Journal - 8 juillet 2025


 Les buis

Dans notre jardin poussent des buis. A vrai dire, ils poussent un peu n’importe où, au petit bonheur la chance, et ce depuis quelques années, ici autour des rosiers, devant et derrière la maison, là au pied de la boîte aux lettres. C’est avec l’aide du papa d’Aga que nous les avions plantés. Il en avait fait une véritable production. Comme les parents d’Aga avaient des buis dans le jardin de leur maison de campagne, Czesław en coupait des brins qu’il trempait dans de l’eau avec une hormone de bouturage avant de les mettre dans de petits pots. Régulièrement, nous devions les ramener de Varsovie avec pour mission de les faire prospérer chez nous. Lorsque nous ne venions pas assez souvent et dans l’attente de notre prochaine visite, les buis grossissaient sur le balcon de l’appartement de Varsovie comme une authentique manifestation de nostalgie. Il devenait urgent de rendre visite aux parents pour ramener les précieux pieds à Różynka.

 

Aujourd’hui, malheureusement, les buis sont envahis par la Pyrale du buis. Ce sont des papillons de nuit avec des couleurs noires et grisâtres. Au printemps, les chenilles ont dévoré l’écorce et les feuilles. Nous n’avons pas cherché à les traiter. A la fin du printemps, les arbustes étaient complètement desséchés et il ne nous restait plus qu’à les arracher. Mais la procrastination aidant, personne ne s’en occupa. A la belle saison, des hochequeues vinrent séjourner dans notre jardin. Comme par hasard, ce sont des oiseaux au plumage gris, blanc et noir. Ils ne sont pas très sauvages et nous observent parfois dans le blanc des yeux. En ce moment, il y en a un qui se balade devant la fenêtre de la cuisine, en hochant la queue avec impertinence. J’avais bien remarqué le matin, toutes les ailes noires et grises des papillons, arrachées et répandues sur la terrasse. Au début, je n’ai pas fait le rapprochement. Or, voici que notre hochequeue marche sur la cime du buis. Un papillon s’échappe. L’oiseau se jette dessus, l’attrape et le dévore en dédaignant les ailes.

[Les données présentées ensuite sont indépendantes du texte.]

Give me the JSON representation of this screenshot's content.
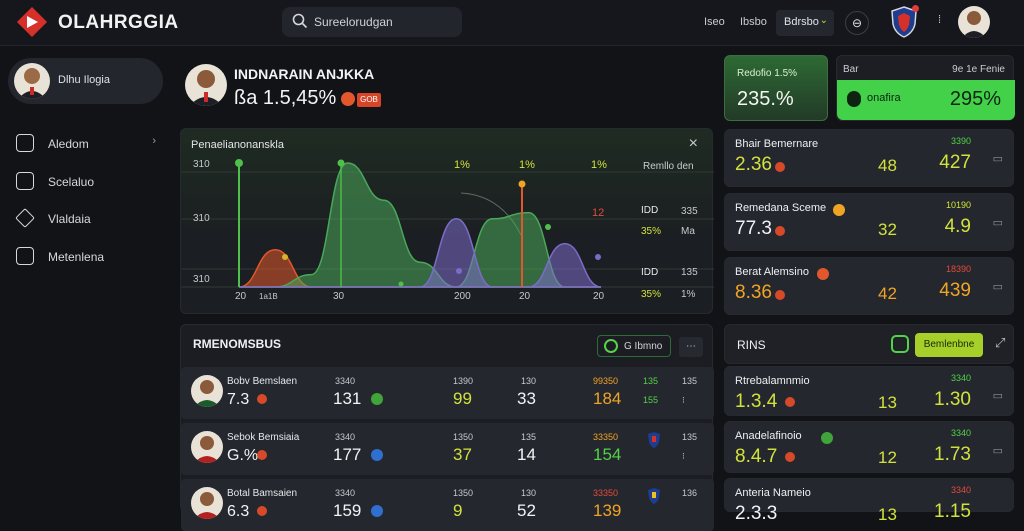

Depuis quelques jours, certains pieds de buis ont repris du poil de la bête avec leur belle couleur verte. Jusqu’à la prochaine génération de chenilles !

Journal - Samedi 5 juillet 2025

 J’ai un voisin français. (Parce que oui, en Warmie, à moins de vingt kilomètres, on peut déjà parler de voisinage). Bref, cet hiver, avec Gaspard, nous étions allés en voiture jusqu’à Nowy-Kawkowo. C’est un tout petit village avec quelques maisons, une vieille église du quinzième siècle et un café-musée au centre. En face du café-musée, un chemin monte dans la campagne au milieu les champs. Gaspard voulait voir les champs de lavande. Une ancienne Varsovienne la cultive et fabrique différents produits cosmétiques. Mais en hiver, le weekend, le café est fermé, la boutique de la marchande de lavande est probablement fermée elle aussi. Nous faisons une partie de ce chemin à pied, puis comme il fait froid à pierre fendre, nous sommes revenons à la voiture en courant. Bien contents de nous réchauffer dans la chaleur de l’automobile.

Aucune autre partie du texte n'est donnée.